Wet-spinnability and crosslinked fibre properties of two collagen polypeptides with varied molecular weight

TL;DR

This study explores how molecular weight influences the wet-spinning and crosslinking properties of collagen-derived fibres, demonstrating the impact on fibre morphology, mechanical stability, and degradation in physiological environments.

Contribution

It introduces a comparative analysis of wet-spun collagen polypeptides with different molecular weights, highlighting effects on fibre formation and mechanical properties under various conditions.

Findings

Fibre morphology varies significantly with molecular weight and spinning conditions.

Covalent crosslinking enhances tensile modulus and stability of fibres.

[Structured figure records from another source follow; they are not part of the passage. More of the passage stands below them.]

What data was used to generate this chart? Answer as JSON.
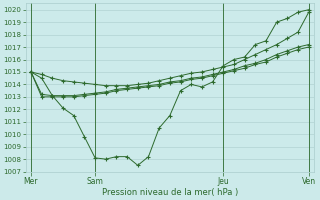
{
  "bg_color": "#cceaea",
  "grid_color": "#aacccc",
  "line_color": "#2d6a2d",
  "ylabel": "Pression niveau de la mer( hPa )",
  "ylim": [
    1007,
    1020.5
  ],
  "yticks": [
    1007,
    1008,
    1009,
    1010,
    1011,
    1012,
    1013,
    1014,
    1015,
    1016,
    1017,
    1018,
    1019,
    1020
  ],
  "xtick_labels": [
    "Mer",
    "Sam",
    "Jeu",
    "Ven"
  ],
  "xtick_positions": [
    0,
    6,
    18,
    26
  ],
  "vline_positions": [
    0,
    6,
    18,
    26
  ],
  "figsize": [
    3.2,
    2.0
  ],
  "dpi": 100,
  "series1": [
    1015.0,
    1014.5,
    1013.1,
    1012.1,
    1011.5,
    1009.8,
    1008.1,
    1008.0,
    1008.2,
    1008.2,
    1007.5,
    1008.2,
    1010.5,
    1011.5,
    1013.5,
    1014.0,
    1013.8,
    1014.2,
    1015.5,
    1016.0,
    1016.2,
    1017.2,
    1017.5,
    1019.0,
    1019.3,
    1019.8,
    1020.0
  ],
  "series2": [
    1015.0,
    1014.8,
    1014.5,
    1014.3,
    1014.2,
    1014.1,
    1014.0,
    1013.9,
    1013.9,
    1013.9,
    1014.0,
    1014.1,
    1014.3,
    1014.5,
    1014.7,
    1014.9,
    1015.0,
    1015.2,
    1015.4,
    1015.6,
    1016.0,
    1016.4,
    1016.8,
    1017.2,
    1017.7,
    1018.2,
    1019.8
  ],
  "series3": [
    1015.0,
    1013.2,
    1013.1,
    1013.1,
    1013.1,
    1013.2,
    1013.3,
    1013.4,
    1013.6,
    1013.7,
    1013.8,
    1013.9,
    1014.0,
    1014.2,
    1014.3,
    1014.5,
    1014.6,
    1014.8,
    1015.0,
    1015.2,
    1015.5,
    1015.7,
    1016.0,
    1016.4,
    1016.7,
    1017.0,
    1017.2
  ],
  "series4": [
    1015.0,
    1013.0,
    1013.0,
    1013.0,
    1013.0,
    1013.1,
    1013.2,
    1013.3,
    1013.5,
    1013.6,
    1013.7,
    1013.8,
    1013.9,
    1014.1,
    1014.2,
    1014.4,
    1014.5,
    1014.7,
    1014.9,
    1015.1,
    1015.3,
    1015.6,
    1015.8,
    1016.2,
    1016.5,
    1016.8,
    1017.0
  ]
}
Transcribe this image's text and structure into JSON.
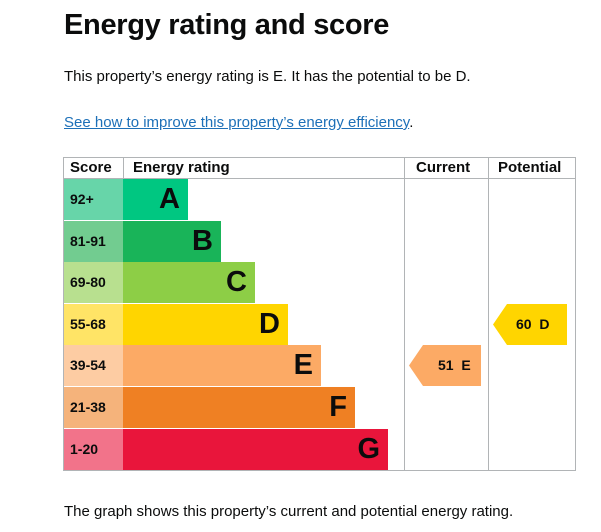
{
  "page": {
    "title": "Energy rating and score",
    "summary": "This property’s energy rating is E. It has the potential to be D.",
    "link_text": "See how to improve this property’s energy efficiency",
    "link_suffix": ".",
    "footer": "The graph shows this property’s current and potential energy rating."
  },
  "chart_data": {
    "type": "table",
    "headers": {
      "score": "Score",
      "rating": "Energy rating",
      "current": "Current",
      "potential": "Potential"
    },
    "bands": [
      {
        "range": "92+",
        "letter": "A",
        "color": "#00c781",
        "score_bg": "#67d5a9"
      },
      {
        "range": "81-91",
        "letter": "B",
        "color": "#19b459",
        "score_bg": "#72cc90"
      },
      {
        "range": "69-80",
        "letter": "C",
        "color": "#8dce46",
        "score_bg": "#b8e08f"
      },
      {
        "range": "55-68",
        "letter": "D",
        "color": "#ffd500",
        "score_bg": "#ffe466"
      },
      {
        "range": "39-54",
        "letter": "E",
        "color": "#fcaa65",
        "score_bg": "#fdcca3"
      },
      {
        "range": "21-38",
        "letter": "F",
        "color": "#ef8023",
        "score_bg": "#f5b37b"
      },
      {
        "range": "1-20",
        "letter": "G",
        "color": "#e9153b",
        "score_bg": "#f2738a"
      }
    ],
    "current": {
      "score": 51,
      "letter": "E",
      "label": "51  E",
      "color": "#fcaa65"
    },
    "potential": {
      "score": 60,
      "letter": "D",
      "label": "60  D",
      "color": "#ffd500"
    }
  }
}
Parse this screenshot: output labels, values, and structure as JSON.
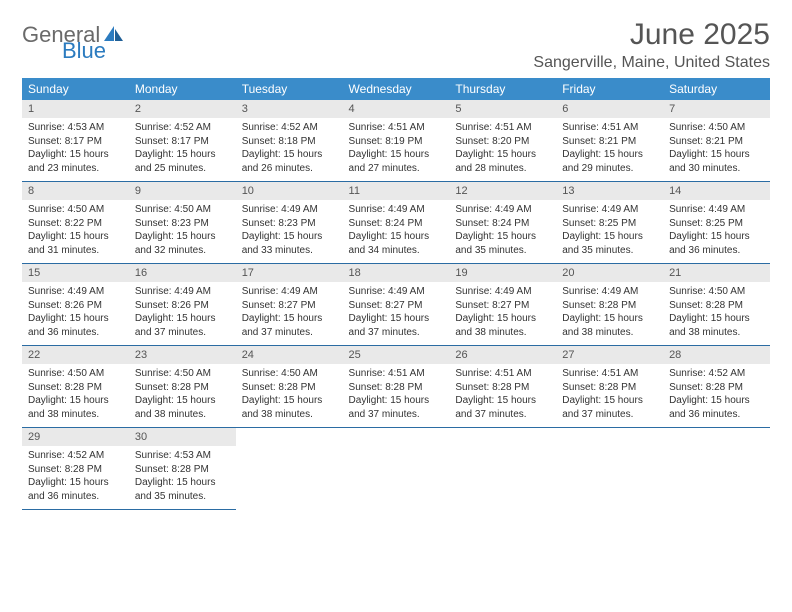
{
  "logo": {
    "part1": "General",
    "part2": "Blue"
  },
  "title": "June 2025",
  "location": "Sangerville, Maine, United States",
  "colors": {
    "header_bg": "#3a8cca",
    "header_text": "#ffffff",
    "daynum_bg": "#e9e9e9",
    "row_border": "#2b6ca3",
    "logo_grey": "#6a6a6a",
    "logo_blue": "#2b7bbf",
    "text": "#333333",
    "page_bg": "#ffffff"
  },
  "typography": {
    "title_fontsize": 30,
    "subtitle_fontsize": 16,
    "dayheader_fontsize": 12,
    "daynum_fontsize": 11,
    "body_fontsize": 10
  },
  "dayheaders": [
    "Sunday",
    "Monday",
    "Tuesday",
    "Wednesday",
    "Thursday",
    "Friday",
    "Saturday"
  ],
  "weeks": [
    [
      {
        "n": "1",
        "sr": "4:53 AM",
        "ss": "8:17 PM",
        "dl": "15 hours and 23 minutes."
      },
      {
        "n": "2",
        "sr": "4:52 AM",
        "ss": "8:17 PM",
        "dl": "15 hours and 25 minutes."
      },
      {
        "n": "3",
        "sr": "4:52 AM",
        "ss": "8:18 PM",
        "dl": "15 hours and 26 minutes."
      },
      {
        "n": "4",
        "sr": "4:51 AM",
        "ss": "8:19 PM",
        "dl": "15 hours and 27 minutes."
      },
      {
        "n": "5",
        "sr": "4:51 AM",
        "ss": "8:20 PM",
        "dl": "15 hours and 28 minutes."
      },
      {
        "n": "6",
        "sr": "4:51 AM",
        "ss": "8:21 PM",
        "dl": "15 hours and 29 minutes."
      },
      {
        "n": "7",
        "sr": "4:50 AM",
        "ss": "8:21 PM",
        "dl": "15 hours and 30 minutes."
      }
    ],
    [
      {
        "n": "8",
        "sr": "4:50 AM",
        "ss": "8:22 PM",
        "dl": "15 hours and 31 minutes."
      },
      {
        "n": "9",
        "sr": "4:50 AM",
        "ss": "8:23 PM",
        "dl": "15 hours and 32 minutes."
      },
      {
        "n": "10",
        "sr": "4:49 AM",
        "ss": "8:23 PM",
        "dl": "15 hours and 33 minutes."
      },
      {
        "n": "11",
        "sr": "4:49 AM",
        "ss": "8:24 PM",
        "dl": "15 hours and 34 minutes."
      },
      {
        "n": "12",
        "sr": "4:49 AM",
        "ss": "8:24 PM",
        "dl": "15 hours and 35 minutes."
      },
      {
        "n": "13",
        "sr": "4:49 AM",
        "ss": "8:25 PM",
        "dl": "15 hours and 35 minutes."
      },
      {
        "n": "14",
        "sr": "4:49 AM",
        "ss": "8:25 PM",
        "dl": "15 hours and 36 minutes."
      }
    ],
    [
      {
        "n": "15",
        "sr": "4:49 AM",
        "ss": "8:26 PM",
        "dl": "15 hours and 36 minutes."
      },
      {
        "n": "16",
        "sr": "4:49 AM",
        "ss": "8:26 PM",
        "dl": "15 hours and 37 minutes."
      },
      {
        "n": "17",
        "sr": "4:49 AM",
        "ss": "8:27 PM",
        "dl": "15 hours and 37 minutes."
      },
      {
        "n": "18",
        "sr": "4:49 AM",
        "ss": "8:27 PM",
        "dl": "15 hours and 37 minutes."
      },
      {
        "n": "19",
        "sr": "4:49 AM",
        "ss": "8:27 PM",
        "dl": "15 hours and 38 minutes."
      },
      {
        "n": "20",
        "sr": "4:49 AM",
        "ss": "8:28 PM",
        "dl": "15 hours and 38 minutes."
      },
      {
        "n": "21",
        "sr": "4:50 AM",
        "ss": "8:28 PM",
        "dl": "15 hours and 38 minutes."
      }
    ],
    [
      {
        "n": "22",
        "sr": "4:50 AM",
        "ss": "8:28 PM",
        "dl": "15 hours and 38 minutes."
      },
      {
        "n": "23",
        "sr": "4:50 AM",
        "ss": "8:28 PM",
        "dl": "15 hours and 38 minutes."
      },
      {
        "n": "24",
        "sr": "4:50 AM",
        "ss": "8:28 PM",
        "dl": "15 hours and 38 minutes."
      },
      {
        "n": "25",
        "sr": "4:51 AM",
        "ss": "8:28 PM",
        "dl": "15 hours and 37 minutes."
      },
      {
        "n": "26",
        "sr": "4:51 AM",
        "ss": "8:28 PM",
        "dl": "15 hours and 37 minutes."
      },
      {
        "n": "27",
        "sr": "4:51 AM",
        "ss": "8:28 PM",
        "dl": "15 hours and 37 minutes."
      },
      {
        "n": "28",
        "sr": "4:52 AM",
        "ss": "8:28 PM",
        "dl": "15 hours and 36 minutes."
      }
    ],
    [
      {
        "n": "29",
        "sr": "4:52 AM",
        "ss": "8:28 PM",
        "dl": "15 hours and 36 minutes."
      },
      {
        "n": "30",
        "sr": "4:53 AM",
        "ss": "8:28 PM",
        "dl": "15 hours and 35 minutes."
      },
      null,
      null,
      null,
      null,
      null
    ]
  ],
  "labels": {
    "sunrise": "Sunrise: ",
    "sunset": "Sunset: ",
    "daylight": "Daylight: "
  }
}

Fibres degrade nearly completely after 5 days in physiological conditions.

Abstract

The formation of naturally-derived materials with wet stable fibrous architectures is paramount in order to mimic the features of tissues at the molecular and microscopic scale. Here, we investigated the formation of wet-spun fibres based on collagen-derived polypeptides with comparable chemical composition and varied molecular weight. Gelatin and hydrolysed fish collagen (HFC) were selected as widely-available linear amino-acidic chains of high and low molecular weight, respectively, and functionalised in the wet-spun fibre state in order to preserve the material geometry in physiological conditions. Wet-spun fibre diameter and morphology were dramatically affected depending on the polypeptide molecular weight, wet-spinning solvent (i.e. 2,2,2-Trifluoroethanol and dimethyl sulfoxide) and coagulating medium (i.e. acetone and ethanol), resulting in either bulky or porous internal geometry. Dry-state tensile moduli were significantly enhanced in gelatin and HFC samples following covalent crosslinking with activated 1,3 phenylenediacetic acid (Ph) (E: 726 +/- 43 - 844 +/- 85 MPa), compared to samples crosslinked via intramolecular carbodiimide-mediated condensation reaction (E: 588 +/- 38 MPa). Resulting fibres displayed a dry diameter in the range of 238 +/- 18 - 355 +/- 28 micron and proved to be mechanically-stable (E: 230 kPa) following equilibration with PBS, whilst a nearly-complete degradation was observed after 5-day incubation in physiological conditions.